Although only God can ultimately draw any person to himself, there is certainly a sense in which the manner in which we proclaim the gospel can either bring life or break the spirit of the other person. This is how the writer of Proverbs expressed this principle:

A soft answer turns away wrath,

but a harsh word stirs up anger.

The tongue of the wise commends knowledge,

but the mouths of fools pour out folly.

The eyes of the Lord are in every place,

keeping watch on the evil and the good.

A gentle tongue is a tree of life,

but perverseness in it breaks the spirit.

Proverbs 15:1-4 (ESV)

We can either have a gentle tongue and be a tree of life or we can use harsh words which break the spirit.

Let me just point out once again that this does not imply that we in any way water down the truth or obscure the dire consequences of failing to commit one’s life to Jesus. Like every aspect of the fruit of the Spirit, gentleness is primarily concerned about what is best for others. And certainly we don’t do anyone a favor by not being truthful with them about the consequences of sin and the resulting separation from God. But we need to be sure that we do that with gentleness.

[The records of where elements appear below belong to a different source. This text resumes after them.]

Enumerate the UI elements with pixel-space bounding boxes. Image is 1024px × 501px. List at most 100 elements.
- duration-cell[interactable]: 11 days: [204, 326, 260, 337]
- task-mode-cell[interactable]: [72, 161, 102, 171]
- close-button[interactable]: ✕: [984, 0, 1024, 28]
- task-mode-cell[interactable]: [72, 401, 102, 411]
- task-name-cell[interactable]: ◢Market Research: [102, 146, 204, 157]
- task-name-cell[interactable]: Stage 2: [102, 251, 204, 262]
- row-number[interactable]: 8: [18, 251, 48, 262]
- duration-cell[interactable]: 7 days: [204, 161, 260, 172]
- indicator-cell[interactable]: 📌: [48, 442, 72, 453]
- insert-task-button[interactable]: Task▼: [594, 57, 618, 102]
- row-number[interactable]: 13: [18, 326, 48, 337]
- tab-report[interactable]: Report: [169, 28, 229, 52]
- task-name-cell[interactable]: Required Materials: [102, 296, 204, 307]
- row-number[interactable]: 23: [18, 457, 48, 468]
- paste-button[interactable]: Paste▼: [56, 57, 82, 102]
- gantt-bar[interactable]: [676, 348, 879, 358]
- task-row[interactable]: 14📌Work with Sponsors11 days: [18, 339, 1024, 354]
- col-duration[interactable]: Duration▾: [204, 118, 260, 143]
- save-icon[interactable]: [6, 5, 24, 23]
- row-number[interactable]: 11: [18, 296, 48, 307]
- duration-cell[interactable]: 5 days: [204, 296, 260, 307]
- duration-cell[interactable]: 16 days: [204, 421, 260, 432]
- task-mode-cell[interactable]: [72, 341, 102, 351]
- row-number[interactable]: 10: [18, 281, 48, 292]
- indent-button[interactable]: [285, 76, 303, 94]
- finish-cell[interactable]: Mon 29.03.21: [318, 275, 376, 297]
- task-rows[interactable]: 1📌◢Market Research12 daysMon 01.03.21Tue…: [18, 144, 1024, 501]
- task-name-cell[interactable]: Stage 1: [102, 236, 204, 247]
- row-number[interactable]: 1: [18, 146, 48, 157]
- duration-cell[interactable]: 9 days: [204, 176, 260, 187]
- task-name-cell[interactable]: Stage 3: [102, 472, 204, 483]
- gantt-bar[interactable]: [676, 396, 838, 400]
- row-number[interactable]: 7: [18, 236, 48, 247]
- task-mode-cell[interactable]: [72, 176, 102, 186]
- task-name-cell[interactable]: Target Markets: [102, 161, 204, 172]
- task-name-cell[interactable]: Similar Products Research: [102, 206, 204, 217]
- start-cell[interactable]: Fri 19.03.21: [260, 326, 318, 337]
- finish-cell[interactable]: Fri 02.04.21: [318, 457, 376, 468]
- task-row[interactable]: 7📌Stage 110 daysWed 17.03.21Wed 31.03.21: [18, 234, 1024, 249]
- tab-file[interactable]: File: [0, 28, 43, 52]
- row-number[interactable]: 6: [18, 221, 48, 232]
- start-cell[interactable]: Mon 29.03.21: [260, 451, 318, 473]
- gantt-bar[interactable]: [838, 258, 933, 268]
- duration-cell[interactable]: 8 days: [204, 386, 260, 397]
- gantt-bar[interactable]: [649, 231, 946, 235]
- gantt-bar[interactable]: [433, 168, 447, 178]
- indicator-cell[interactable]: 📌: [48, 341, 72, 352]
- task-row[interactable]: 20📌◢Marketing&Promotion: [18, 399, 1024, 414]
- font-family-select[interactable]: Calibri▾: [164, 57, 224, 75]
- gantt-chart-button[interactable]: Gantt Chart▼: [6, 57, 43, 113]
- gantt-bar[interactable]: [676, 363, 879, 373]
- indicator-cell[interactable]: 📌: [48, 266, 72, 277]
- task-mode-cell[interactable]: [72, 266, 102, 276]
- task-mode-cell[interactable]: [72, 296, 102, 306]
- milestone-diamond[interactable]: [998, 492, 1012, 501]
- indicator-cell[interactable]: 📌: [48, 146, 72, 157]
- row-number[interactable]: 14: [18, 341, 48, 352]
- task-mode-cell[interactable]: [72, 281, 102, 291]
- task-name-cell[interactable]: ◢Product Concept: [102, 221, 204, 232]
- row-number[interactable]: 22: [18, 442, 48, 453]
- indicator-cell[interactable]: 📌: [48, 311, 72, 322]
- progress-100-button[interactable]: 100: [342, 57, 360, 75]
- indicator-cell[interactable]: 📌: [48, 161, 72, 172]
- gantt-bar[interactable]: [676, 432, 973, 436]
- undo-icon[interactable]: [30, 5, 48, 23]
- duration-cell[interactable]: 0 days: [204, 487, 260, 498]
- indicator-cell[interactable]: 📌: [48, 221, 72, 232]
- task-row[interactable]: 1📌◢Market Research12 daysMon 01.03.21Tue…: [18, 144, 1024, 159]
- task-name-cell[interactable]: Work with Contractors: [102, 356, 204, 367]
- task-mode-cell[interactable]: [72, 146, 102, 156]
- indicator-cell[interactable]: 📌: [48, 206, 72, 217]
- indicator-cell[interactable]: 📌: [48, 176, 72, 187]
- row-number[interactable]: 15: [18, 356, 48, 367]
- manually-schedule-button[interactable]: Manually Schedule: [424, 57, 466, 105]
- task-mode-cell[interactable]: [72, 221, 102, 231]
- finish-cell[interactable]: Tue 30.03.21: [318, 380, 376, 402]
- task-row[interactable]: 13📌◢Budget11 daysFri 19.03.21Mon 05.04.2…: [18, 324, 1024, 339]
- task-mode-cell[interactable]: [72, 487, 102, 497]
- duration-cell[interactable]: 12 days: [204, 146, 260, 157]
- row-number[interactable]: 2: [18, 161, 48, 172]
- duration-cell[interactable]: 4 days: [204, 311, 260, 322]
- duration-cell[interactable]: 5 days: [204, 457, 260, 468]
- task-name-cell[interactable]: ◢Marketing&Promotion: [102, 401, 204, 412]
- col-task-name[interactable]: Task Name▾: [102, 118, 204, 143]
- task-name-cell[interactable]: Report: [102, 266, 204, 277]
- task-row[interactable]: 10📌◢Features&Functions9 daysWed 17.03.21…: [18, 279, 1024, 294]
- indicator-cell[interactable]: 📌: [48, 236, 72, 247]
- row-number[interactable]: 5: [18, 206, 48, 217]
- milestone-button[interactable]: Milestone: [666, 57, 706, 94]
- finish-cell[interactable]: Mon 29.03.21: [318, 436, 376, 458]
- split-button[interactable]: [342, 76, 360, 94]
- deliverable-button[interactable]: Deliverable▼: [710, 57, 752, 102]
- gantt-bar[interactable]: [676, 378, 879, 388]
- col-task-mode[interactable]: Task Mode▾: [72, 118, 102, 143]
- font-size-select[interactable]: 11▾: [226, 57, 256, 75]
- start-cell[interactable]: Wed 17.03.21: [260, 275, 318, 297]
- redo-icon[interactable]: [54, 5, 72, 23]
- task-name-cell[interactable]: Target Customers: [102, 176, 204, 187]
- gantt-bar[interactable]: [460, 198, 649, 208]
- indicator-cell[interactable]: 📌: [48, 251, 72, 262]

Although it may seem like a contradiction to us, being gentle actually requires great strength. Those 115 pound jockeys who had to keep those 1000 pound horses under control during the Preakness yesterday certainly could testify to that. It takes a lot of strength to keep a powerful horse on track and headed for the finish line. But when that occurs it is a thing of beauty and well worth the effort.

The same thing is true in this body. Being gentle requires a lot of strength. It takes strength to handle God’s word with gentleness and restore a fallen brother or sister with gentleness or treat our opponents with gentleness or proclaim Jesus with gentleness.

But as Philip Gulley discovered, it’s well worth the effort when we see God brings different folks together and join them together in a radiant quilt that is so much finer than anything we could have made alone. Isn’t it exciting to be part of that process?